This week I continued working on the 330 Pete Sweeny has up for sale. We’ve been trying to sort out a strange issue with the brakes. When we took this car out for a test drive during my party several weeks ago, the brakes locked up. Apon closer inspection, we found the brakes would lock up when the car would warm up, but would soon release once things cooled down.
Often these problems lie within an aging brake booster or bad master cylinder, but after removing and inspecting the suspect components, we found no “smoking gun” to the culprit. We called the previous mechanic that worked on this car, and discussed the work they had done to try and figure out what happened. They too had brake problems, but thought they solved the issues with a master cylinder rebuild.
We tried several times to figure out the problem, and removed the master cylinder at least two times looking for debris or an ill fit. The locking brakes were not always repeatable, and they would lock up under different circumstances. Finally after consulting another Ferrari mechanic, Bill was told to check to see if the cup seal in the new master cylinder rebuild kit was blocking the holes in the bypass circuit. It turns out the new seals were slightly thicker than the original ones, and was causing fluid to get trapped in the master cylinder, not releasing pressure all the time. Bill actually had a set of NOS seals, and sure as sh*t, they were thinner! I wasn’t sure whether to be happy we found the culprit, or cry that it took my taking the brake system apart several times to find out it wasn’t our fault!

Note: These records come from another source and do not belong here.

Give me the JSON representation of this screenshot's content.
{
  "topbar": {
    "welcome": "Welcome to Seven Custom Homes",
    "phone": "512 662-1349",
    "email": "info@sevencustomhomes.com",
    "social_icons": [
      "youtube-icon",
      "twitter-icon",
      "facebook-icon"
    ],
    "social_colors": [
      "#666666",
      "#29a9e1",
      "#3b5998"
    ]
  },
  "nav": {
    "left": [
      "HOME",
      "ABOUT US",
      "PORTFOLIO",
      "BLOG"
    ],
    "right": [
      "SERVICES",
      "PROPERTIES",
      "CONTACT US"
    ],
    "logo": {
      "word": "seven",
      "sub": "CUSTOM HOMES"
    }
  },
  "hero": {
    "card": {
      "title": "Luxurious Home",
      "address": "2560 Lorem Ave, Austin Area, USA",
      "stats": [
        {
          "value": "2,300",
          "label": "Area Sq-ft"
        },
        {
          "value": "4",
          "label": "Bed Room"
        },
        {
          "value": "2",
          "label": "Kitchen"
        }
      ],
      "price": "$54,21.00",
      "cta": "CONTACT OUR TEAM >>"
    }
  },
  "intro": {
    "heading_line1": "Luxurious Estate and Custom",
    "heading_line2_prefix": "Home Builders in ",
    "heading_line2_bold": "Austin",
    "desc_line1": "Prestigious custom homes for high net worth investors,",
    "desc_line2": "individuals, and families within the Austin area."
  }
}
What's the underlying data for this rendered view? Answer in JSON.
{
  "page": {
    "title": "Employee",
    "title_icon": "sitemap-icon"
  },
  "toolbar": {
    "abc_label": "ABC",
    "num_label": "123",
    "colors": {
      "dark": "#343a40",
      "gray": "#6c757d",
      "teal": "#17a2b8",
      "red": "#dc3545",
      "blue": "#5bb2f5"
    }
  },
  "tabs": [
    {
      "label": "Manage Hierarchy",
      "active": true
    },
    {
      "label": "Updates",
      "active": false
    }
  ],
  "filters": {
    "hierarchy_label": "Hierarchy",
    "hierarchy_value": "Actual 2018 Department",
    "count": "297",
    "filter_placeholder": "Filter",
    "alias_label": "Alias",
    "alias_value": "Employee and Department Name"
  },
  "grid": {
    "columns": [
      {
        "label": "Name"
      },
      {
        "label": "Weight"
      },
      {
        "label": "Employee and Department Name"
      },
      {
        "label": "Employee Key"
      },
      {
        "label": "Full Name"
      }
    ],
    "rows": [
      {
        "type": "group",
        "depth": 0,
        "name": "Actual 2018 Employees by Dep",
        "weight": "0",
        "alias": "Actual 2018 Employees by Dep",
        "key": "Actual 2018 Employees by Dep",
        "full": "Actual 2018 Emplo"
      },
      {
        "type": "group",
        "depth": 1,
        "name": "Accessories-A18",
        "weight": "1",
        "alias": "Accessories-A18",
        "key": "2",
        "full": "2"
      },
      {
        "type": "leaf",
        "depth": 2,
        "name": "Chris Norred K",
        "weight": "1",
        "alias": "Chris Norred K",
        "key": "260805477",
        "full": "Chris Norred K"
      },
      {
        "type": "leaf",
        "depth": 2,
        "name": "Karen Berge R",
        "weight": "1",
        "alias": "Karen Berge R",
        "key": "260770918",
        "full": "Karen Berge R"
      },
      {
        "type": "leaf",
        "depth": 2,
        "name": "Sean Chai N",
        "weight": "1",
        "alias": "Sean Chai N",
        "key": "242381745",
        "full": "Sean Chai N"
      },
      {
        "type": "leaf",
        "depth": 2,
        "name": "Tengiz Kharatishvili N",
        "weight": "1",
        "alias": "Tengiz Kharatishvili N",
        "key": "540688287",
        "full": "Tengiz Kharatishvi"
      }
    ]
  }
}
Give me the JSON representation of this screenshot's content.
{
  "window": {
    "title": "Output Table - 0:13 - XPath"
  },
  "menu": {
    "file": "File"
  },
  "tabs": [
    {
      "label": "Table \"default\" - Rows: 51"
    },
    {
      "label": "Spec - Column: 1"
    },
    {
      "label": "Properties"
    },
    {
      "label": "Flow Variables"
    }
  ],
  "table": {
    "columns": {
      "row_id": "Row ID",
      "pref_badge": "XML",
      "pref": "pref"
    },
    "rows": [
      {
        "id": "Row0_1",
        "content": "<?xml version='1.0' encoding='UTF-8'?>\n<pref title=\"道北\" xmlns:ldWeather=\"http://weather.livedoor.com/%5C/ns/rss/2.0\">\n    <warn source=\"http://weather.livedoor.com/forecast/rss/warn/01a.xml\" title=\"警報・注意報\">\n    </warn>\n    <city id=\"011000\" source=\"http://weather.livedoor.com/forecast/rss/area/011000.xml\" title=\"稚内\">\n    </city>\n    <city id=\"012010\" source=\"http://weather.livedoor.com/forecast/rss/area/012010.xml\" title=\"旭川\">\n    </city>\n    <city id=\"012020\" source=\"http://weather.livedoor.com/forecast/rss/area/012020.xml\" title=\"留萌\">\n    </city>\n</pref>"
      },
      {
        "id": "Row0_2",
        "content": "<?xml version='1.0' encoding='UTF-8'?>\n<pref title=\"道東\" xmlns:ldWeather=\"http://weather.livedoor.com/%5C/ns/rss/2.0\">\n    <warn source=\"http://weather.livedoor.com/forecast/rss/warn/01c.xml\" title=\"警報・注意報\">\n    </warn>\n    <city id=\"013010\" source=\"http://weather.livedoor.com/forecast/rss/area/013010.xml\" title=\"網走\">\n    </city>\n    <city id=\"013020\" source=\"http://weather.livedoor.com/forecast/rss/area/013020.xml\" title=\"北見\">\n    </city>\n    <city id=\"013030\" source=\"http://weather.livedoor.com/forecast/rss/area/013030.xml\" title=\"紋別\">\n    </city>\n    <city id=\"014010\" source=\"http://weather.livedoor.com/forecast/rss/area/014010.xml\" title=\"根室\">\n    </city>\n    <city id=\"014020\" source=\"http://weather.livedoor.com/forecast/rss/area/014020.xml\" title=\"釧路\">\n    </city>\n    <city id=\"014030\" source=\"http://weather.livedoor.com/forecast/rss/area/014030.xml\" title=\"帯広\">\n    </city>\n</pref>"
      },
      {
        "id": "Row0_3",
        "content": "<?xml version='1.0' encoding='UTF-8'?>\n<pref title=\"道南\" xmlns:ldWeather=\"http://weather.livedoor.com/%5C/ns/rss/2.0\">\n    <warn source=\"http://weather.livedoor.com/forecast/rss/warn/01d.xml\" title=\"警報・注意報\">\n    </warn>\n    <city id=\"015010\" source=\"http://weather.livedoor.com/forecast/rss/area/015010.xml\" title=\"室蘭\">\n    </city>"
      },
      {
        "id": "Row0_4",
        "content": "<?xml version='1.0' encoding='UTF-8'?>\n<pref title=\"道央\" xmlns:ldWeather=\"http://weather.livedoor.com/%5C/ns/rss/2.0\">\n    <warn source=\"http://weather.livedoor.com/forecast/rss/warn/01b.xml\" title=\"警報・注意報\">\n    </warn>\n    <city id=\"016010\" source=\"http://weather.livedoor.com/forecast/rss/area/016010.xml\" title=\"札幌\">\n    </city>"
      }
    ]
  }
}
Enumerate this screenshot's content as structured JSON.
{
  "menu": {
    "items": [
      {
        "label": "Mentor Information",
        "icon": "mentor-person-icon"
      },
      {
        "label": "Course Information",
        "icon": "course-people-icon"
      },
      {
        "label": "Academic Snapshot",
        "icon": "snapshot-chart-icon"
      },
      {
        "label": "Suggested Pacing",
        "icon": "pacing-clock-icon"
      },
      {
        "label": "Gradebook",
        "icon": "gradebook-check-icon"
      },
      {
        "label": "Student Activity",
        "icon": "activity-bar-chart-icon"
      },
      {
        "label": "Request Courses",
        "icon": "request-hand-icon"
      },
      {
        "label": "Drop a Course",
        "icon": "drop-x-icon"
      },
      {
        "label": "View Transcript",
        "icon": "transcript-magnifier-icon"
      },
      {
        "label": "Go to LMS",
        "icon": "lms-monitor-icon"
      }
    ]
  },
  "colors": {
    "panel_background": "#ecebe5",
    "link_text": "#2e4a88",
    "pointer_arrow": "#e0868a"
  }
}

After what I hoped was a successful repair on a nightmare job, I was put on another challenging project, the 400iA. After repairing the fuel issues last week, I had to address a non working driver’s side electric window lift.
I hoped it was something simple like a loose wire or broken switch, but everything was pointing to something wrong behind the door panel. The window was jammed and not even the supplied manual crank was moving anything.
Getting to the window mechanism on any car is a pain in the butt. Getting to a Ferrari window mechanism can be a career ending move!
Many Ferrari windows are operated by Rube Goldberg design of cables, pulleys, and tensioners. Getting to the motor and gear box requires unraveling the cable that snakes all about the inside the door. As soon as the tension is released, the cables create a rat’s nest of wire. I took some pictures, took some notes, and hoped I could put all this back together again!
Eventually, I got to the root of the problem. The Sperm Whale Oil based grease the Italians used dried up, hardened, and locked the gears in place. ( O.K., I don’t know for a fact it was whale grease, but it was obviously something that should have never been used to grease anything!) Luckily the grease in this gear box did not cause the gears to strip, so a thorough cleaning, and modern replacement grease got everything in working order again. The new grease I used should last much longer than the crappie Italian stuff!
The next biggest challenge was to get everything back together. Normally, the cable and motor assembly was installed first before the window frame and glass was put in. This allowed the assembler to check for fit and movement of the cable and motor before the attaching the glass to the cables. When repairing the gear box like in this 400, things were done out of order, so getting everything back properly was not an easy task. I can’t tell you the relief I had when I bumped the window switch and the window moved up and down!